16. A method comprising:

providing a capture agent bound on a solid support;

contacting the capture agent with a solution such that a target of the capture agent binds to the capture agent;

contacting the target bound to the capture agent with a nucleic acid that specifically binds to the non-nucleic acid target, wherein the nucleic acid comprises a primer;

contacting the primer with a circular template at least partially complementary to the primer; and

performing a rolling circle amplification (RCA) reaction using the primer and the template circular template; and

detecting a product of the RCA reaction.

17. The method of claim 16, wherein the capture agent is an apatamer.

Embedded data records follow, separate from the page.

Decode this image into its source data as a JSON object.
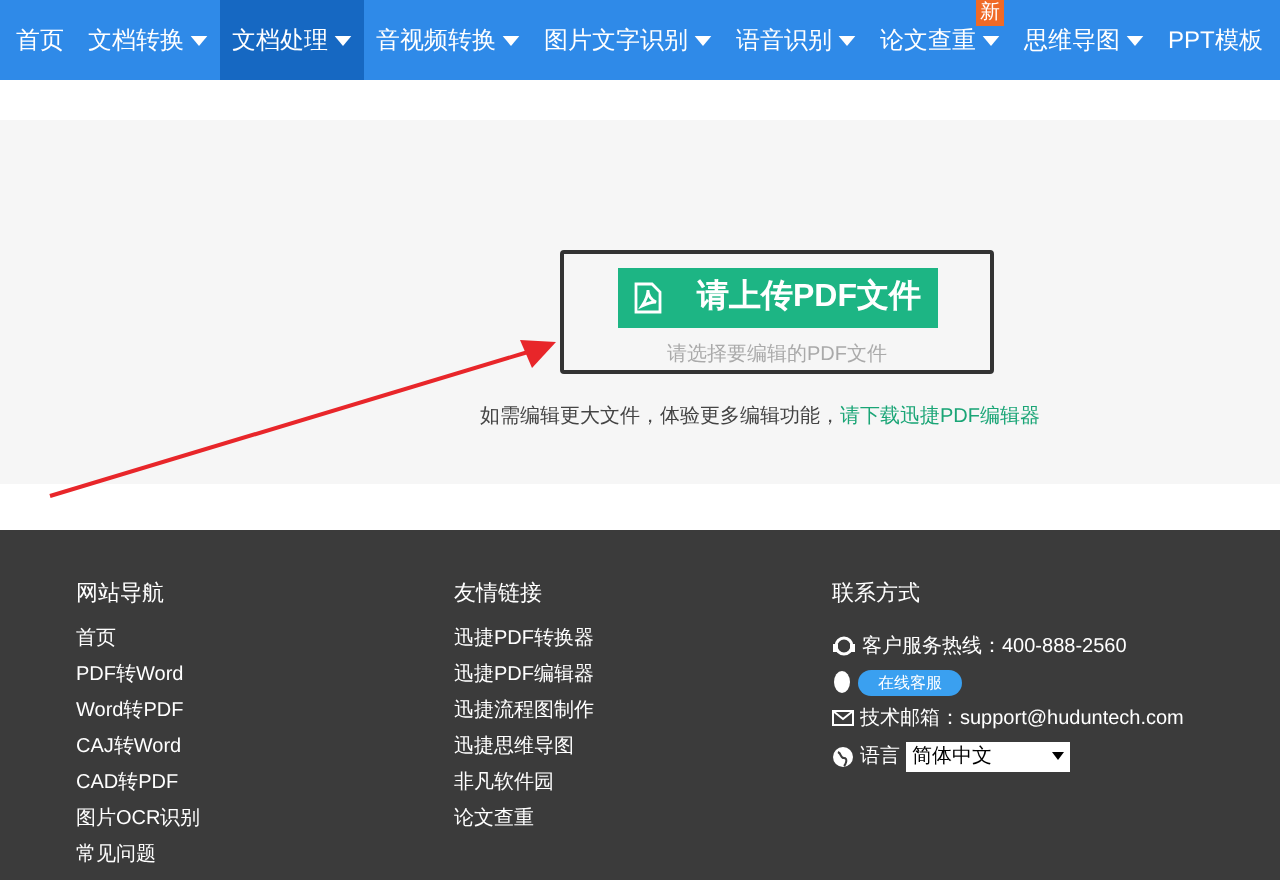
{
  "nav": {
    "items": [
      {
        "label": "首页",
        "dropdown": false,
        "selected": false
      },
      {
        "label": "文档转换",
        "dropdown": true,
        "selected": false
      },
      {
        "label": "文档处理",
        "dropdown": true,
        "selected": true
      },
      {
        "label": "音视频转换",
        "dropdown": true,
        "selected": false
      },
      {
        "label": "图片文字识别",
        "dropdown": true,
        "selected": false
      },
      {
        "label": "语音识别",
        "dropdown": true,
        "selected": false
      },
      {
        "label": "论文查重",
        "dropdown": true,
        "selected": false,
        "badge": "新"
      },
      {
        "label": "思维导图",
        "dropdown": true,
        "selected": false
      },
      {
        "label": "PPT模板",
        "dropdown": false,
        "selected": false
      }
    ]
  },
  "upload": {
    "button": "请上传PDF文件",
    "hint": "请选择要编辑的PDF文件",
    "note": "如需编辑更大文件，体验更多编辑功能，",
    "note_link": "请下载迅捷PDF编辑器"
  },
  "footer": {
    "columns": [
      {
        "title": "网站导航",
        "links": [
          "首页",
          "PDF转Word",
          "Word转PDF",
          "CAJ转Word",
          "CAD转PDF",
          "图片OCR识别",
          "常见问题"
        ]
      },
      {
        "title": "友情链接",
        "links": [
          "迅捷PDF转换器",
          "迅捷PDF编辑器",
          "迅捷流程图制作",
          "迅捷思维导图",
          "非凡软件园",
          "论文查重"
        ]
      }
    ],
    "contact": {
      "title": "联系方式",
      "hotline": "客户服务热线：400-888-2560",
      "online_service": "在线客服",
      "email": "技术邮箱：support@huduntech.com",
      "language_label": "语言",
      "language_value": "简体中文"
    }
  }
}
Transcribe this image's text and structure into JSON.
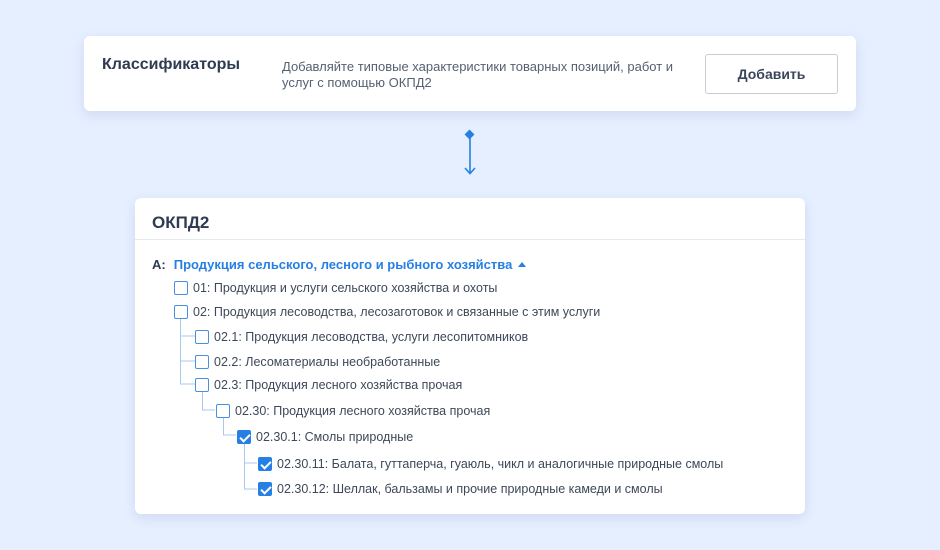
{
  "header": {
    "title": "Классификаторы",
    "description": "Добавляйте типовые характеристики товарных позиций, работ и услуг с помощью ОКПД2",
    "add_label": "Добавить"
  },
  "classifier": {
    "title": "ОКПД2",
    "section": {
      "code": "А:",
      "label": "Продукция сельского, лесного и рыбного хозяйства"
    },
    "items": [
      {
        "label": "01: Продукция и услуги сельского хозяйства и охоты",
        "checked": false
      },
      {
        "label": "02: Продукция лесоводства, лесозаготовок и связанные с этим услуги",
        "checked": false
      },
      {
        "label": "02.1: Продукция лесоводства, услуги лесопитомников",
        "checked": false
      },
      {
        "label": "02.2: Лесоматериалы необработанные",
        "checked": false
      },
      {
        "label": "02.3: Продукция лесного хозяйства прочая",
        "checked": false
      },
      {
        "label": "02.30: Продукция лесного хозяйства прочая",
        "checked": false
      },
      {
        "label": "02.30.1: Смолы природные",
        "checked": true
      },
      {
        "label": "02.30.11: Балата, гуттаперча, гуаюль, чикл и аналогичные природные смолы",
        "checked": true
      },
      {
        "label": "02.30.12: Шеллак, бальзамы и прочие природные камеди и смолы",
        "checked": true
      }
    ]
  },
  "colors": {
    "accent": "#2680e4",
    "background": "#e6efff",
    "tree_line": "#a9c8f0"
  }
}
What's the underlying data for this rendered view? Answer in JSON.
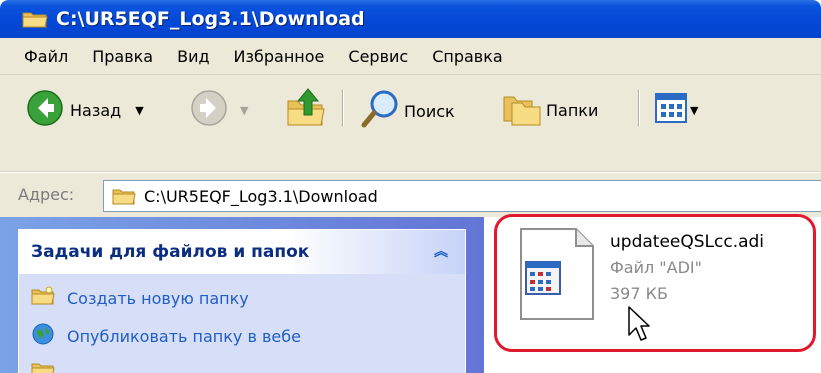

18. The method of claim 16, wherein the circular template encodes a catalytic nucleic acid.

19. A composition comprising a sensor moiety immobilized on the surface of a cell, wherein the sensor moiety generates a signal in the presence of a target or condition.

20. The composition of claim 19, wherein the sensor moiety comprises a binding group that specifically binds to the target and a reporter group that generates a signal when the binding group has bound to the target.

21. The composition of claim 19, wherein the sensor moiety comprises a reporter group that generates the signal in the presence of the target or condition.